Before: BORRELLO, P.J., and SERVITTO and SHAPIRO, JJ. SHAPIRO, J. (concurring).
[308 Mich.App. 678] Per Curiam.
In Docket No. 315541, Consumers Energy Company appeals as of right the trial court's grant of summary disposition in favor of the city of Holland in a declaratory judgment action concerning Holland's right to provide electric service to a customer. In Docket No. 320181, Consumers Energy Company appeals as of right the trial court's grant of summary disposition in [308 Mich.App. 679] favor of the city of Coldwater in a declaratory judgment action concerning Coldwater's right to provide electric service to property that Coldwater recently purchased. We affirm in both cases.
DOCKET NO. 315541
Holland filed this declaratory action contending that under the Michigan Constitution and by statute, a municipal utility such as itself can supply light and power within and outside its corporate boundaries to any customer not already receiving the service from another utility. According to Holland, it obtained irrevocable franchises for the delivery of electric power to townships adjoining it, including Park Township. A nonprofit corporation, Benjamin's Hope, owned vacant property in Park Township. The property did not have electric service. Benjamin's Hope sought to build a nonprofit, tax-exempt structure on its property and sought to have Holland provide the electric power service for the building. According to Holland, defendant Consumers Energy Company has asserted that that it has the exclusive right to serve the property, having served the property some years prior, and that Benjamin's Hope must receive electric power from Consumers pursuant to relevant statutory law. Holland, therefore, sought a declaration that it was authorized to provide electric service to Benjamin's Hope under the Michigan Constitution, its franchise agreement, statute, and the Holland city charter.

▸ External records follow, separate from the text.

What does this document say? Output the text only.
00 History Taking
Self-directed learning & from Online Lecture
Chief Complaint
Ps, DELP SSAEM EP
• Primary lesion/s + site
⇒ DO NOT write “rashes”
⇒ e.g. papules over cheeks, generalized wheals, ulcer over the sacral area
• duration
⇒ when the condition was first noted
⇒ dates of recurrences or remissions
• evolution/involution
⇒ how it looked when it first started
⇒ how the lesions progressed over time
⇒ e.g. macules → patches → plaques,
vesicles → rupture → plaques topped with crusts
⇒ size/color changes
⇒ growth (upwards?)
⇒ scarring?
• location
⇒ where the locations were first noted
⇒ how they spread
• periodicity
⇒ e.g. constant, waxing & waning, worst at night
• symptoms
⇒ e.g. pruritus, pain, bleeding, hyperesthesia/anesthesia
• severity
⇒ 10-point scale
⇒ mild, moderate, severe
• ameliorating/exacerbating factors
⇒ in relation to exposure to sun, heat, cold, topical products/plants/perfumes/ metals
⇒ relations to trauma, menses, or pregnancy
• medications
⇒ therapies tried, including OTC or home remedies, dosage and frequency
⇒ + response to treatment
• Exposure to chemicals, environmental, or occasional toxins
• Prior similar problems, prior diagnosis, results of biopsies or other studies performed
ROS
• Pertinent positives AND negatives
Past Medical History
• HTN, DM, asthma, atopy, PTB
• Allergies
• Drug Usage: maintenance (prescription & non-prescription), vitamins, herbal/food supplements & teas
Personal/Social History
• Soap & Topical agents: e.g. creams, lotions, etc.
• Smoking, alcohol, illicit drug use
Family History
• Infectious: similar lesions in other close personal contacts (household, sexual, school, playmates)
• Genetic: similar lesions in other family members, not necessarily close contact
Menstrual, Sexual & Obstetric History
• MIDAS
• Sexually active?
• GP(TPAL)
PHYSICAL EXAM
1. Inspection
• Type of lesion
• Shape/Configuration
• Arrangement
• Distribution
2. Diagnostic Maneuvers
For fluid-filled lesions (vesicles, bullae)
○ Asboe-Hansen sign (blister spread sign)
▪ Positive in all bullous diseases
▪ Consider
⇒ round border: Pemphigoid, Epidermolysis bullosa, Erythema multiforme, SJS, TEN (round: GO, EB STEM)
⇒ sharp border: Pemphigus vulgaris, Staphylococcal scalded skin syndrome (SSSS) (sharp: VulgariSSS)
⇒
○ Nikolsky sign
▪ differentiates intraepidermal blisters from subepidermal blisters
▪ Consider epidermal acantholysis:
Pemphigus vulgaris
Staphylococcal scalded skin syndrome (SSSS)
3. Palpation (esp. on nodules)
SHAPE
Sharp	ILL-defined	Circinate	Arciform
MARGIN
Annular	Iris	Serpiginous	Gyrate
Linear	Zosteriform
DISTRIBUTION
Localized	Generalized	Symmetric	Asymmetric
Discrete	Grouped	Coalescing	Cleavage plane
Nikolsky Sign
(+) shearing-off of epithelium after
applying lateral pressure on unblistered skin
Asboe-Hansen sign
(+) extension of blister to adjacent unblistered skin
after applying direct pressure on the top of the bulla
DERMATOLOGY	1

In lieu of an answer, Consumers filed a motion for summary disposition premised on MCR 2.116(C)(8) and (10). Consumers claimed that it had previously provided electric service to the customer at issue and was currently doing so and provided an affidavit and copies [308 Mich.App. 680] of electric bills to support its position. Consumers further asserted that the case of Great Wolf Lodge of Traverse City, LLC v Pub Serv Comm, 489 Mich. 27; 799 N.W.2d 155 (2011) already addressed, in Consumers' favor, most of the issues raised in this case. Finally, Consumers asserted that
the Michigan Public Service Commission (PSC) had primary jurisdiction of the claims in this case and that MPSC Rule 411  required holding in Consumers' favor.
Holland responded that the only service Consumers provided was temporary and requested by a contractor hired by Benjamin's Hope. Consumers provided the electric service to a construction trailer temporarily located on the property. When the contractor removed its trailer from the property, it also requested that Consumers remove its facilities from the property, which Consumers did. Benjamin's Hope thereafter requested quotes from both Consumers and Holland for the provision of permanent electric services, which both provided. Benjamin's Hope chose Holland, as it was allowed to do, given that Consumers was not providing service to the property at that time. Holland further asserted that the PSC does not have jurisdiction over this matter and MPSC Rule 411 does not apply to municipal utilities. Holland requested summary disposition in its own favor under MCR 2.116(I)(2).
The trial court granted Holland's motion for summary disposition and denied Consumers' motion. The trial court opined that Holland is not subject to regulation by the PSC and that the customer that Holland began providing power to in April 2012 was not, and had not been, a Consumers' customer, it having never before received power from another utility.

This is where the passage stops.